Yukie is currently designing and building a portable historical society that can navigate the bustling urban environment of today’s SoHo while showing a glimpse of its past. Using unconventional media such as Viewmaster viewers and a smell station, she will chronicle the evolution of SoHo from rural farmland to high-end retail hub, charting its cycles of development and thus placing current day SoHo in the context of New York City’s history.
When she was growing up in SoHo, she remembers walking down desolate streets. There were no stores or restaurants, but she felt safe because everyone who lived there knew each other. She learned how to ride a bike in her house. And she also often slept in her coat because her family didn’t have heat after 5 pm.
When people think of SoHo today, they think of high-end shopping and expensive lofts. Nobody thinks of it as a tight-knit community where children roamed free and people actually knew and liked their neighbors. That was the SoHo of Yukie’s childhood. That was the SoHo out of which ideas such as the adaptive reuse of buildings and loft living were born, ideas that influence how we live today.
SoHo has no neighborhood society dedicated to preserving its history, and as a SoHo naitve, born and raised, who still lives there, she knows it deserves one. She is raising her daughter, Hanako, there. Hanako is a third generation SoHo kid, and Yukie wants her to know where she came from, where her mother came from, and where her grandmother came from.
Working in partnership with The Uni Project, a nonprofit dedicated to creating pop-up learning experiences across the city, I hope that this exhibition will be just the first step in finding a permanent home for The SoHo Memory Project.

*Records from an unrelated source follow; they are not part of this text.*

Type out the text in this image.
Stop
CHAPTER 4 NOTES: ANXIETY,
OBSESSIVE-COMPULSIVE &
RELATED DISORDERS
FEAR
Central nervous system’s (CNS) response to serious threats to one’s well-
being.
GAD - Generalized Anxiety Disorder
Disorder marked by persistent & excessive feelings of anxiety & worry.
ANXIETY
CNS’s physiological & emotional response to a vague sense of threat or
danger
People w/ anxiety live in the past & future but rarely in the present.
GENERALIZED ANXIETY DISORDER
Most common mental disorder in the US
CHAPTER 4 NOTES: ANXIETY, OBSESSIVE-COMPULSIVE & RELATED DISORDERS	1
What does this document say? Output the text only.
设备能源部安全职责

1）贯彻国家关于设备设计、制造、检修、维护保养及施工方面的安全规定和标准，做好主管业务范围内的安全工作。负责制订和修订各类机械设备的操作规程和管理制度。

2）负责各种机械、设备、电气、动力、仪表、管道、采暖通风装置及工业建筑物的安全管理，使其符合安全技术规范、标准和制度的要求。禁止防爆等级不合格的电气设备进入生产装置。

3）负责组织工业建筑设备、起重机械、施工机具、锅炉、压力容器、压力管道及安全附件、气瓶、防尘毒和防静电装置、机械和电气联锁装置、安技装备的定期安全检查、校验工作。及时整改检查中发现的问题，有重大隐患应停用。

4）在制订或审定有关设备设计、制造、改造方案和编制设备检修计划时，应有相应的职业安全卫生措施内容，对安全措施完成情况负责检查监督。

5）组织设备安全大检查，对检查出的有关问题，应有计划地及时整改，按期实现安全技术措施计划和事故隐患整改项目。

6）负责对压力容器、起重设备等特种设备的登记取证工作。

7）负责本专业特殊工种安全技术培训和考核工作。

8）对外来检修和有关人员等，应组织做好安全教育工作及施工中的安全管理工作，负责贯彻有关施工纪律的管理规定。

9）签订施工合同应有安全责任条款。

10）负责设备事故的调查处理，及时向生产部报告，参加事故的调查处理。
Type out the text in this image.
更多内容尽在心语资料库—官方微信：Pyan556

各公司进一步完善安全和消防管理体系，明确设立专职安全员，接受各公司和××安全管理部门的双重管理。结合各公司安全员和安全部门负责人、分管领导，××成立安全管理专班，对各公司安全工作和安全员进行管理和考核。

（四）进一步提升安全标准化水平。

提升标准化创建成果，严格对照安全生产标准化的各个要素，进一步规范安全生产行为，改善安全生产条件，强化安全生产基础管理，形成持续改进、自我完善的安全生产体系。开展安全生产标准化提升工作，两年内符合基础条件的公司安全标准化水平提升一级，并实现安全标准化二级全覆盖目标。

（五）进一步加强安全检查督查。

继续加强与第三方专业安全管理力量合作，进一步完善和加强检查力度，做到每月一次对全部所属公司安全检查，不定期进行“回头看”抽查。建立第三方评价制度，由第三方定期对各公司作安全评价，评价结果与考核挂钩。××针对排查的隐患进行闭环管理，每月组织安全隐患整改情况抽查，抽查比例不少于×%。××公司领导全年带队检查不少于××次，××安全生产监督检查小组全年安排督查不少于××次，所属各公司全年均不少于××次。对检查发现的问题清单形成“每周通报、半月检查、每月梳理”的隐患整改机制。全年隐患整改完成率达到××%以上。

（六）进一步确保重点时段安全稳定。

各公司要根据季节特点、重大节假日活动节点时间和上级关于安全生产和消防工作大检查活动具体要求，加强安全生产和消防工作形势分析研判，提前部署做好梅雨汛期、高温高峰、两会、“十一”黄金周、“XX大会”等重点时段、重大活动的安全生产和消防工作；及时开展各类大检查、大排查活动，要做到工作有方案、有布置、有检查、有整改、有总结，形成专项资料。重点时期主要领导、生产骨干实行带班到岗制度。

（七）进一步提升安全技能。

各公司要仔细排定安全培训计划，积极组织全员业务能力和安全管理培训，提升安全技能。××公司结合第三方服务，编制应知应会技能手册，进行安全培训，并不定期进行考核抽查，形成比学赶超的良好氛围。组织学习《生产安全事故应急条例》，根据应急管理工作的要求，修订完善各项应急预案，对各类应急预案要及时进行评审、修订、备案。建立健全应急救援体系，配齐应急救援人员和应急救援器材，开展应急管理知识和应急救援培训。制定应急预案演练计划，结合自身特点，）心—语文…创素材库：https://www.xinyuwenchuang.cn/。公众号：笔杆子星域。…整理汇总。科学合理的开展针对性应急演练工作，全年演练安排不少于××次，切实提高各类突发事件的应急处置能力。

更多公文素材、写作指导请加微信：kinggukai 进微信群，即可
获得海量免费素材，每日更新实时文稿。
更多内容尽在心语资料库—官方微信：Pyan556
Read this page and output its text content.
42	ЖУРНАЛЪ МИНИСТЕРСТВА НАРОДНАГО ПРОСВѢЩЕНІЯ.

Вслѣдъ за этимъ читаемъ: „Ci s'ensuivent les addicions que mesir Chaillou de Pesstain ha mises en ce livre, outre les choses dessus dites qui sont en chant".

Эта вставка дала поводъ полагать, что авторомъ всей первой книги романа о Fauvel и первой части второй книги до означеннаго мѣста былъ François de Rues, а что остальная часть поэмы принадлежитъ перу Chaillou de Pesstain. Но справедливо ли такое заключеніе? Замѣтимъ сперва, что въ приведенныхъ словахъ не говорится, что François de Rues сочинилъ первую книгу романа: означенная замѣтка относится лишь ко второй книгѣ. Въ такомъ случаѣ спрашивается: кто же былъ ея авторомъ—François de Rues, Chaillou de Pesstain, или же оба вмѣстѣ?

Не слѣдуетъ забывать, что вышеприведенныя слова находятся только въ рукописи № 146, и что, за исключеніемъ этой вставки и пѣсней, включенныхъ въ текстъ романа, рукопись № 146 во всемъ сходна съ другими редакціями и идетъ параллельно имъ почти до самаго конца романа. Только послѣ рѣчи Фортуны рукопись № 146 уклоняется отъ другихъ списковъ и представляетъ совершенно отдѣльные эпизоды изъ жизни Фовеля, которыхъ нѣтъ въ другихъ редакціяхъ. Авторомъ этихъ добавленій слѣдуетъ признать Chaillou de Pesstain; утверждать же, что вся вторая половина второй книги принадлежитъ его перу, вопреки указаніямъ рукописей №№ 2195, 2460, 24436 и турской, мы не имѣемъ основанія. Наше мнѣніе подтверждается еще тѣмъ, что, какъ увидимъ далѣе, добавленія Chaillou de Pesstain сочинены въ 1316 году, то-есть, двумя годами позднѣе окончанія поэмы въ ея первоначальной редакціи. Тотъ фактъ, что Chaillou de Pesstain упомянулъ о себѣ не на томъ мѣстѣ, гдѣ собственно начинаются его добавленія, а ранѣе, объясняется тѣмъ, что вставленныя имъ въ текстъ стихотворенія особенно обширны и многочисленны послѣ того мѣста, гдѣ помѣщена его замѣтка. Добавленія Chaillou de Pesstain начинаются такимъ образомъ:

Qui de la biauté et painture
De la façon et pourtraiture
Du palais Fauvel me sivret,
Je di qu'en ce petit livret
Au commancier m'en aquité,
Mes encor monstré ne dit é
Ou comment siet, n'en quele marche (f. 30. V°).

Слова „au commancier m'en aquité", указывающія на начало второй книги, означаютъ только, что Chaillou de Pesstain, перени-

At the forefront of a new wave in exhibition design, the cart for this roving exhibition will be adapted from designs for portable reading rooms created for the Uni Project by Höweler + Yoon Architecture and operated by the Uni Project across New York City today.
Yukie’s long-term plan is for The SoHo Memory Project to have a physical space where people can come to learn more about her neighborhood. But before she can apply for grants to sustain her project for the long-term, she need to produce something tangible that she can bring to funders to demonstrate my knowledge and commitment.
“If we preserve SoHo’s past,” Yukie explains, “present generations will understand our neighborhood’s rich history, and this understanding will inform how we all shape its future.”